Intersex patients may feel relieved if they voluntarily contact a physician for healthcare problems. Learning of their genetic disposition might be troubling but also helpful to them. But athletes do not have health problems and they do not voluntarily or freely seek for this information. They are forced to undergo testing in a surrounding where the results may be detrimental for them and where their peers often do not have sufficient knowledge to deal with the situation in a respectful and competent manner.

In this paper I only discuss the consequences of genetic diagnosis of athletes rather than of phenotypic sex testing or of discrimination against athletes in general. However, a right not to know should not necessarily be restricted to genetic traits. My point is that when sports associations consider sex testing it is ethically wrong not to take into account the right not to know. In the future, this right should be given due attention. Physicians involved should consider whether it is ethical to participate in this type of testing.

Obviously, a ban on genetic sex testing will not prevent any type of discrimination. Caster Semenya has already been the subject of suspicion and discriminatory remarks solely because of her physical appearance.
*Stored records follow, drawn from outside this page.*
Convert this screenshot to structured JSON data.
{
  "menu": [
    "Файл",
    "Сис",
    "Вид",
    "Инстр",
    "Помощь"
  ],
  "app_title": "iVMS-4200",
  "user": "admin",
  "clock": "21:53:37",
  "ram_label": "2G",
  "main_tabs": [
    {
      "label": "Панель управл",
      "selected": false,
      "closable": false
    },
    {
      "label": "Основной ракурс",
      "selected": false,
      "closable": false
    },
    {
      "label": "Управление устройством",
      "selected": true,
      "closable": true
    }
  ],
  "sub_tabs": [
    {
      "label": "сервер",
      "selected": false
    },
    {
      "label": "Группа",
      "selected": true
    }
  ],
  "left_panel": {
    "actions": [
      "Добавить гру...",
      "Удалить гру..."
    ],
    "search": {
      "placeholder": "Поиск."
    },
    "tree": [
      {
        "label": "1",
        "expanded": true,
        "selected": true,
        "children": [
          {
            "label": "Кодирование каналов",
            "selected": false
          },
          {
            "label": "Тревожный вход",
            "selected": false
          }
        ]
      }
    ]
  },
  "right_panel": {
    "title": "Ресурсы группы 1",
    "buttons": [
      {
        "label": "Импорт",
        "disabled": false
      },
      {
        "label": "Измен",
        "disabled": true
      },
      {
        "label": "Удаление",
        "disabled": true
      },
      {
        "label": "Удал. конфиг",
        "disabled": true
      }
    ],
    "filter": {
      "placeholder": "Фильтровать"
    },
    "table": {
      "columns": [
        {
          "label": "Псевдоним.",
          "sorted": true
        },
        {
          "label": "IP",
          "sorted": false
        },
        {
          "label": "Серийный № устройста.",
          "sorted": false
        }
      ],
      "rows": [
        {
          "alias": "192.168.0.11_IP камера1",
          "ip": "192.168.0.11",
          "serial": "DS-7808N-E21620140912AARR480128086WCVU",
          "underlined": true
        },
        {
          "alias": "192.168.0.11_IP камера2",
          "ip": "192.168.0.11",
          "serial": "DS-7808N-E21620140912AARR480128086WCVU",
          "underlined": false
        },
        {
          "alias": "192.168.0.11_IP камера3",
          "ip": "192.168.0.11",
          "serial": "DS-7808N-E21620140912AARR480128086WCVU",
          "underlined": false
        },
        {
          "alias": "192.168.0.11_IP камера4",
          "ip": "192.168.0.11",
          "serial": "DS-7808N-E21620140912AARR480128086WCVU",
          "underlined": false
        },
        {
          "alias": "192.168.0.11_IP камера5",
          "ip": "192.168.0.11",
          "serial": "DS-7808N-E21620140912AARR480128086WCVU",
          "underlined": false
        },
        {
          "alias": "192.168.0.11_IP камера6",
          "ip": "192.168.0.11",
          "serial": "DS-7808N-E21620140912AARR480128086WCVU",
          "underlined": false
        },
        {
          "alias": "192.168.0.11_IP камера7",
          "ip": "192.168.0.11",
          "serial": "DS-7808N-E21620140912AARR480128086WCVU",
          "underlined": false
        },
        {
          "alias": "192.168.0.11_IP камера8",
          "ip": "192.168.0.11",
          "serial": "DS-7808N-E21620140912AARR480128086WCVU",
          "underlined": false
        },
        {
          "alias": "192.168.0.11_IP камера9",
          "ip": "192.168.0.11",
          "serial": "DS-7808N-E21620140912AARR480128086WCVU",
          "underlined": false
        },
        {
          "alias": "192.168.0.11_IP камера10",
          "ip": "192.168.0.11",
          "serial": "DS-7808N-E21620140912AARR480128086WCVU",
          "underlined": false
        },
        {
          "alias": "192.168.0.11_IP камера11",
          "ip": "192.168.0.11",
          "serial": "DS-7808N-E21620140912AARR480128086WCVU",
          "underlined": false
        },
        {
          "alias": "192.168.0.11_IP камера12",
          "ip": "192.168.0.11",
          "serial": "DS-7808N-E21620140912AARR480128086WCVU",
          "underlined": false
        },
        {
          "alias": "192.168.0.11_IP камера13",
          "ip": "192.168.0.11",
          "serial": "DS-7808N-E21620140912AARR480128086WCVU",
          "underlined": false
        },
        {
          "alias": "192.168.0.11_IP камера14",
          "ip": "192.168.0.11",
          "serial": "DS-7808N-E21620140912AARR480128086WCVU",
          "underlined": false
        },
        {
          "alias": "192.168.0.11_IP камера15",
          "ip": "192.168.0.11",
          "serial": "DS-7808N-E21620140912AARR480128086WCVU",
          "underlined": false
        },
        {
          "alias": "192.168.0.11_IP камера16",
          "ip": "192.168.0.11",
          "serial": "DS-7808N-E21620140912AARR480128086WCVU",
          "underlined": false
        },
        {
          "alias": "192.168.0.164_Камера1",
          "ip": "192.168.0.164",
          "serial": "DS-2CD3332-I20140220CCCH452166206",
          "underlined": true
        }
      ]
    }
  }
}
Phenotype-based discrimination will most likely happen even though a right not to know one's sex in sports was accepted. However, a ban on genetic sex diagnosis in sports might help reduce the incentive to libel and slander in this field.
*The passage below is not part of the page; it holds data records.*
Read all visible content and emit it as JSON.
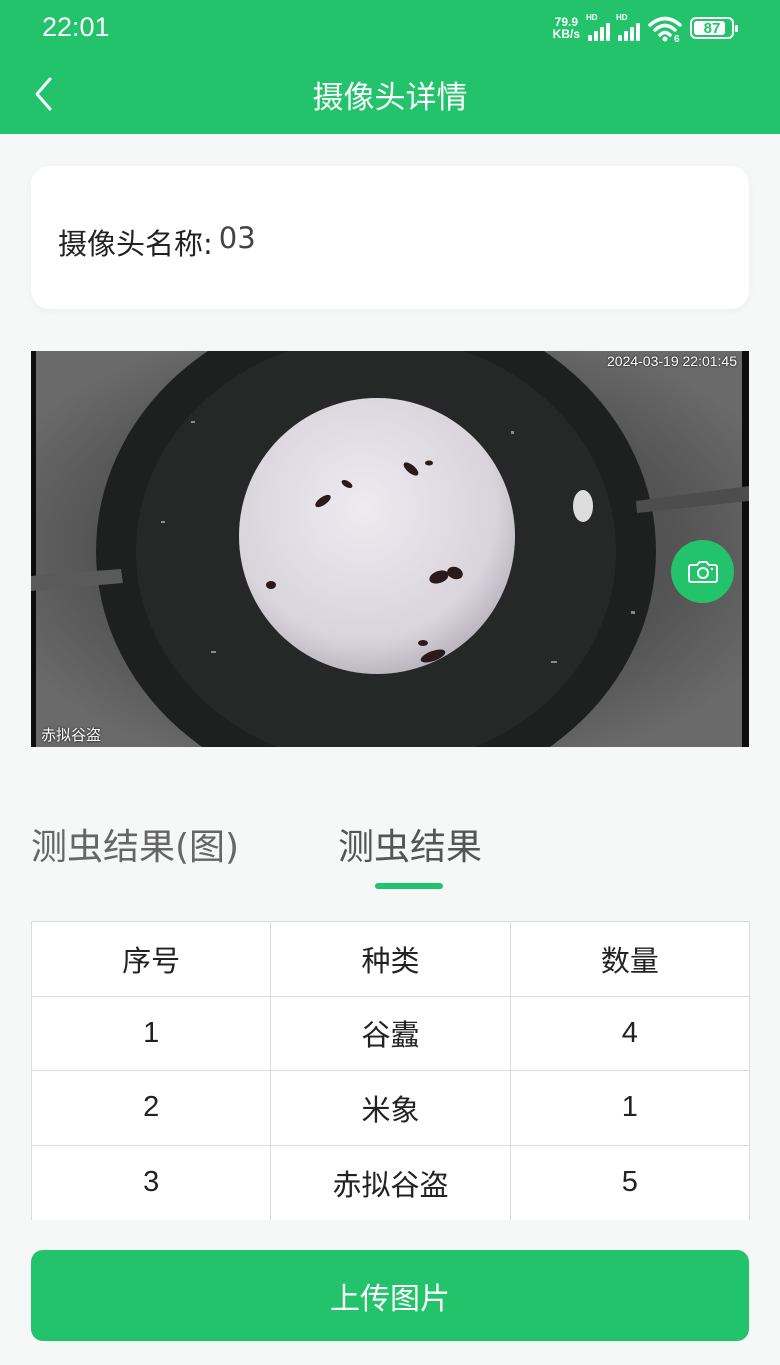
{
  "status_bar": {
    "time": "22:01",
    "net_speed_value": "79.9",
    "net_speed_unit": "KB/s",
    "signal1_label": "HD",
    "signal2_label": "HD",
    "wifi_badge": "6",
    "battery_percent": 87,
    "battery_label": "87"
  },
  "header": {
    "title": "摄像头详情",
    "back_icon": "chevron-left-icon"
  },
  "camera_info": {
    "name_label": "摄像头名称:",
    "name_value": "03"
  },
  "camera_view": {
    "timestamp": "2024-03-19 22:01:45",
    "overlay_label": "赤拟谷盗",
    "snapshot_icon": "camera-icon"
  },
  "tabs": [
    {
      "label": "测虫结果(图)",
      "active": false
    },
    {
      "label": "测虫结果",
      "active": true
    }
  ],
  "results": {
    "columns": [
      "序号",
      "种类",
      "数量"
    ],
    "rows": [
      [
        "1",
        "谷蠹",
        "4"
      ],
      [
        "2",
        "米象",
        "1"
      ],
      [
        "3",
        "赤拟谷盗",
        "5"
      ]
    ]
  },
  "actions": {
    "upload_label": "上传图片"
  },
  "colors": {
    "primary": "#22c36b",
    "background": "#f6f7f7"
  }
}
Problems of fairness in sports might arise after such a moratorium had come into force. Within the scope of this paper, I cannot discuss how to achieve fairness in sports in general. For the sake of my argument, I acknowledge that fairness is an important argument in favour of sex testing. My point is that individual harm and discrimination outweigh whatever could be achieved for a fair competition by genetic testing.

With a ban on genetic testing being in place, sports associations will have to decide, for example, how to otherwise detect a masqueraded male in female competitions. There have been some prominent, albeit very rare, cases of this type of cheating in sports history.29 30 Until today, they have served as a justification for genetic sex diagnosis of female competitors. Yet, it is unethical to seriously harm a number of innocent persons in order to unmask the exceptional male fraudster. In the public debate, wilful cheating on one hand and intersex on the other are still confounded. This causes a lot of suffering and wrongs intersex athletes.
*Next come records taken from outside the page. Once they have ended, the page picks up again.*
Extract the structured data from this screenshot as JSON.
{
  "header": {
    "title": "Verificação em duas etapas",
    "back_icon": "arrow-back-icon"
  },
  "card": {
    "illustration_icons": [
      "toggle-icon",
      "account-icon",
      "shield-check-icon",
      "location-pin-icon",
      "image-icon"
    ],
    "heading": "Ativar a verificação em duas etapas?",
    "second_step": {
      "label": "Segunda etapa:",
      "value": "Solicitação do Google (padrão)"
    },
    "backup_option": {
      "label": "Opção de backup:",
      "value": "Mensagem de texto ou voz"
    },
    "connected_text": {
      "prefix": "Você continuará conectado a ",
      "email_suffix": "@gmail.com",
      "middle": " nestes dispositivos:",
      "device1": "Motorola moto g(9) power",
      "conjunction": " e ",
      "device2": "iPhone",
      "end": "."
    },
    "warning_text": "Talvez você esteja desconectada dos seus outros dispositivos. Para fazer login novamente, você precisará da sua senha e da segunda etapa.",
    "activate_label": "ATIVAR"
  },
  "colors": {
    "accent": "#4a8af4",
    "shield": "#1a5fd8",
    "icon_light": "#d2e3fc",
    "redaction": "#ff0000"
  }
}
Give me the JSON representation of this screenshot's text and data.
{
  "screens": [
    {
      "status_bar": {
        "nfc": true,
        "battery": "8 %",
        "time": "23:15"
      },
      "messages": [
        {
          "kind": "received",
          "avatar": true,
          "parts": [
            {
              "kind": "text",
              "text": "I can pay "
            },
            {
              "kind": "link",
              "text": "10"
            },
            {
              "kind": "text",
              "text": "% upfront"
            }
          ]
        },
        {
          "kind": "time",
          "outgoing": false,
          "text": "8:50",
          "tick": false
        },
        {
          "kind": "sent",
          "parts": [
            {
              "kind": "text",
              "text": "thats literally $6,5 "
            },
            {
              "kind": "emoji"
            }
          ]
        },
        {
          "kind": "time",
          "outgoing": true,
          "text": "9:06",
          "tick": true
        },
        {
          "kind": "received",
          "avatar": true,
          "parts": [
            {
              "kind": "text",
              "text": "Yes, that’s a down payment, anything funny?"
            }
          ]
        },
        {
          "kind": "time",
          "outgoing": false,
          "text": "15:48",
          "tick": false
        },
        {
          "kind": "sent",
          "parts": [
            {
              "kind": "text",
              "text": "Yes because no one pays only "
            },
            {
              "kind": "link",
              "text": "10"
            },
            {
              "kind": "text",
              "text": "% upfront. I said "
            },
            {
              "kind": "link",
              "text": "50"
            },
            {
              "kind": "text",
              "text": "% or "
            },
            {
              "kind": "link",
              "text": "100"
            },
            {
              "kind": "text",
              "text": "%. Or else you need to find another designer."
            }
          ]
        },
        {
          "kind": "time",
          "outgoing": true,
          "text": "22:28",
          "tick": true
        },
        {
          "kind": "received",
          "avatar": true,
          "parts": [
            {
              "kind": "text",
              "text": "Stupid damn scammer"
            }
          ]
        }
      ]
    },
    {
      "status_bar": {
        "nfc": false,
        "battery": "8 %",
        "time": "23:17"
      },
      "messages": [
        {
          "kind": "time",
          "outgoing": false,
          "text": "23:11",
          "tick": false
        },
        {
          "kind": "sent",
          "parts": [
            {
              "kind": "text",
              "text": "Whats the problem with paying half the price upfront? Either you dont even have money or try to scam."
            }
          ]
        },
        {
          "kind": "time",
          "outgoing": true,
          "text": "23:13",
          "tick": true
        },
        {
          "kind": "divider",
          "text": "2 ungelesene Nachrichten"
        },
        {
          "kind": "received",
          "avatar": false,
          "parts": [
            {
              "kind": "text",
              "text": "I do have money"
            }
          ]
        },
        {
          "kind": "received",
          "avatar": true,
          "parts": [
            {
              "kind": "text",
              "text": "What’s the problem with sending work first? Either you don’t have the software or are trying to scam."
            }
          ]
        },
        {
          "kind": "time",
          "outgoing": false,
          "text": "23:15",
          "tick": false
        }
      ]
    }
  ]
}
The division of sports competitors by sex is an unquestioned social practice. When chromosomal testing was invented this seemed to be just another means of doing the same job. However, genetic information has a potential to harm that can change a harmless social practice into a potentially devastating procedure. This is precisely why a number of states until now have passed genetic privacy laws. Genetic testing in women's sports competition has to be subject to the same precautionary principles that apply to genetic diagnosis in a clinical context. From an ethical point of view, the benefits to be gained from sex determination in sports via genetic testing do not outweigh the grave individual disadvantages as documented in a number of cases.

Therefore, genetic sex determination in sports should be abolished as soon as possible. Testing may only be reconsidered if the harm inflicted upon individual persons is substantially reduced.

References

Footnotes

  • Competing interests None.

  • Provenance and peer review Not commissioned; externally peer reviewed.

  • i The commonly used term ‘gender verification’ is misleading as gender refers to the social role accorded to the sexes. Verification, moreover, implies that there is a true sex (or ‘gender’) of a person to be discovered. Yet, as we will see, this optimism is not grounded. ‘Sex determination’ would be the more appropriate term.

  • ii Most clinicians would render the acronym DSD as ‘Disorders of Sexual Differentiation’. However, I prefer the term ‘Differences’ in order not to automatically assume medical competency in these cases.